Genome-centric insight into metabolically active microbial population in shallow-sea hydrothermal vents.

BACKGROUND: Geothermal systems have contributed greatly to both our understanding of the functions of extreme life and the evolutionary history of life itself. Shallow-sea hydrothermal systems are ecological intermediates of deep-sea systems and terrestrial springs, harboring unique and complexed ecosystems, which are well-lit and present physicochemical gradients. The microbial communities of deep-sea and terrestrial geothermal systems have been well-studied at the population genome level, yet little is known about the communities inhabiting the shallow-sea hydrothermal systems and how they compare to those inhabiting other geothermal systems. RESULTS: Here, we used genome-resolved metagenomic and metaproteomic approaches to probe into the genetic potential and protein expression of microorganisms from the shallow-sea vent fluids off Kueishantao Island.
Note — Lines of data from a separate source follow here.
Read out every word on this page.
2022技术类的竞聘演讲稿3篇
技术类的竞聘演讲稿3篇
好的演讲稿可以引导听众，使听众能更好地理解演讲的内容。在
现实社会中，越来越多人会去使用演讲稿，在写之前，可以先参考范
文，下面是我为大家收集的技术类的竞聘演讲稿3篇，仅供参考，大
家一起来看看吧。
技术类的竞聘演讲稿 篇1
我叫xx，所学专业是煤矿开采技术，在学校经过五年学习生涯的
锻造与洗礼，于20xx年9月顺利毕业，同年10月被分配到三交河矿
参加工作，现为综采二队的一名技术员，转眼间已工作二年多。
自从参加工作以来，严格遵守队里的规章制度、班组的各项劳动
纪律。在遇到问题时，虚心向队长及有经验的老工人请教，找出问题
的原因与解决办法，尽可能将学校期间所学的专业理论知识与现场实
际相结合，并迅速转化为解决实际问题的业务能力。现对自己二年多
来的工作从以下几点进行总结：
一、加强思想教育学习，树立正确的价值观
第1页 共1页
The families Nautiliaceae and Campylobacteraceae within the Epsilonbacteraeota and the Thiomicrospiraceae within the Gammaproteobacteria were prevalent in vent fluids over a 3-year sampling period. We successfully reconstructed the in situ metabolic modules of the predominant populations within the Epsilonbacteraeota and Gammaproteobacteria by mapping the metaproteomic data back to metagenome-assembled genomes. Those active bacteria could use the reductive tricarboxylic acid cycle or Calvin-Benson-Bassham cycle for autotrophic carbon fixation, with the ability to use reduced sulfur species, hydrogen or formate as electron donors, and oxygen as a terminal electron acceptor via cytochrome bd oxidase or cytochrome bb3 oxidase. Comparative metagenomic and genomic analyses revealed dramatic differences between submarine and terrestrial geothermal systems, including microbial functional potentials for carbon fixation and energy conversion. Furthermore, shallow-sea hydrothermal systems shared many of the major microbial genera that were first isolated from deep-sea and terrestrial geothermal systems, while deep-sea and terrestrial geothermal systems shared few genera. CONCLUSIONS: The metabolic machinery of the active populations within Epsilonbacteraeota and Gammaproteobacteria at shallow-sea vents can mirror those living at deep-sea vents. With respect to specific taxa and metabolic potentials, the microbial realm in the shallow-sea hydrothermal system presented ecological linkage to both deep-sea and terrestrial geothermal systems. Video Abstract.